Cette interview reflète donc la situation absurde dans laquelle se trouvent les journalistes et les communicants : « En réalité, on est tellement dans l’aboutissement d’un système que le gars ne pose même plus la question. Il est sûr que ça va rester off. Il ne pose même plus la règle parce qu’il sait qu’elle est tacitement édifiée. Il ne se faisait aucun souci. » D’où le regard serein de Mourinho en direction de la caméra. Et de sa réaction après coup, en visionnant les images. Ce qui donne lieu à un non-sens : Mourinho se plaint donc d’un journaliste qui fait son métier.
Mourinho et la déontologie journalistique
Après, la pratique du off dans le sport et la politique n’est pas la même. On entend plus parler d’un déjeuner entre un politique et un journaliste, que d’une virée en boîte de nuit entre un chroniqueur et un joueur. Les intérêts ne sont pas les mêmes, et puis ça choque moins qu’un Pierre Ménès parte en vacances avec un Bafé Gomis. La connivence dans le foot n’est pas un tabou. C’était vrai jusqu’à ce qu’un entraîneur se plaigne du contraire. En effet, José critique le manque de complicité de Canal + : « En tant que médias, vous devriez être embarrassés qu’un collègue ne respecte pas l’éthique du métier, qui est quelque chose de fondamental » , a-t-il grondé les journalistes présents lors de la conférence de presse d’avant-match face à Galatasaray. C’est en parlant d’éthique qu’il confirme donc l’hypothèse de la disparition du off. Plus aucun journaliste ne se comporte ainsi. La pratique journalistique, qui s’assimile à de la caméra cachée, pose aussi la question de l’éthique. Le off est fourbe, mais rien ne l’interdit (même s’il est généralement convenu que le journaliste doit prévenir l’interlocuteur en cas d’utilisation de propos off). Libre au journaliste de dévoiler ou non ce qu’il a entendu, enregistré, filmé sans permission. Ce n’est pas très réglo, mais c’est dans ces moments que l’on obtient le plus d’informations.

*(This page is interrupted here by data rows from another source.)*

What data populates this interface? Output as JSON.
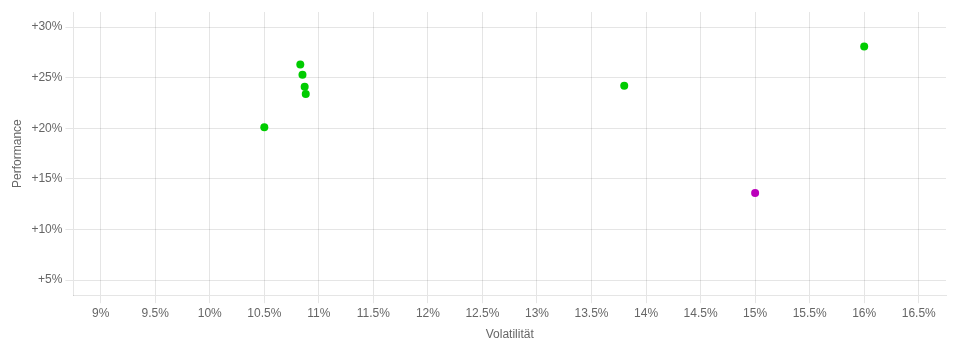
{
  "chart_data": {
    "type": "scatter",
    "xlabel": "Volatilität",
    "ylabel": "Performance",
    "xlim": [
      8.75,
      16.75
    ],
    "ylim": [
      3.5,
      31.5
    ],
    "xticks": [
      {
        "value": 9,
        "label": "9%"
      },
      {
        "value": 9.5,
        "label": "9.5%"
      },
      {
        "value": 10,
        "label": "10%"
      },
      {
        "value": 10.5,
        "label": "10.5%"
      },
      {
        "value": 11,
        "label": "11%"
      },
      {
        "value": 11.5,
        "label": "11.5%"
      },
      {
        "value": 12,
        "label": "12%"
      },
      {
        "value": 12.5,
        "label": "12.5%"
      },
      {
        "value": 13,
        "label": "13%"
      },
      {
        "value": 13.5,
        "label": "13.5%"
      },
      {
        "value": 14,
        "label": "14%"
      },
      {
        "value": 14.5,
        "label": "14.5%"
      },
      {
        "value": 15,
        "label": "15%"
      },
      {
        "value": 15.5,
        "label": "15.5%"
      },
      {
        "value": 16,
        "label": "16%"
      },
      {
        "value": 16.5,
        "label": "16.5%"
      }
    ],
    "yticks": [
      {
        "value": 5,
        "label": "+5%"
      },
      {
        "value": 10,
        "label": "+10%"
      },
      {
        "value": 15,
        "label": "+15%"
      },
      {
        "value": 20,
        "label": "+20%"
      },
      {
        "value": 25,
        "label": "+25%"
      },
      {
        "value": 30,
        "label": "+30%"
      }
    ],
    "grid": true,
    "series": [
      {
        "color": "#00cc00",
        "x": [
          10.83,
          10.85,
          10.87,
          10.88,
          10.5,
          13.8,
          16.0
        ],
        "values": [
          26.3,
          25.3,
          24.1,
          23.4,
          20.1,
          24.2,
          28.1
        ]
      },
      {
        "color": "#bb00bb",
        "x": [
          15.0
        ],
        "values": [
          13.6
        ]
      }
    ]
  }
}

Une chose est sûre : la méthode ne plaît pas. Forcément, puisqu’elle flirte avec les limites de l’éthique. Aussi parce que la situation est contrôlée par le journaliste et puis parce qu’on n’en a tout simplement plus l’habitude. José a le droit d’être furieux, il ne savait peut-être même pas qu’un journaliste pouvait agir ainsi. Quoi qu’il en soit, en connaissant l’agilité médiatique du Special One, il y a très peu de chances pour qu’on le surprenne à nouveau.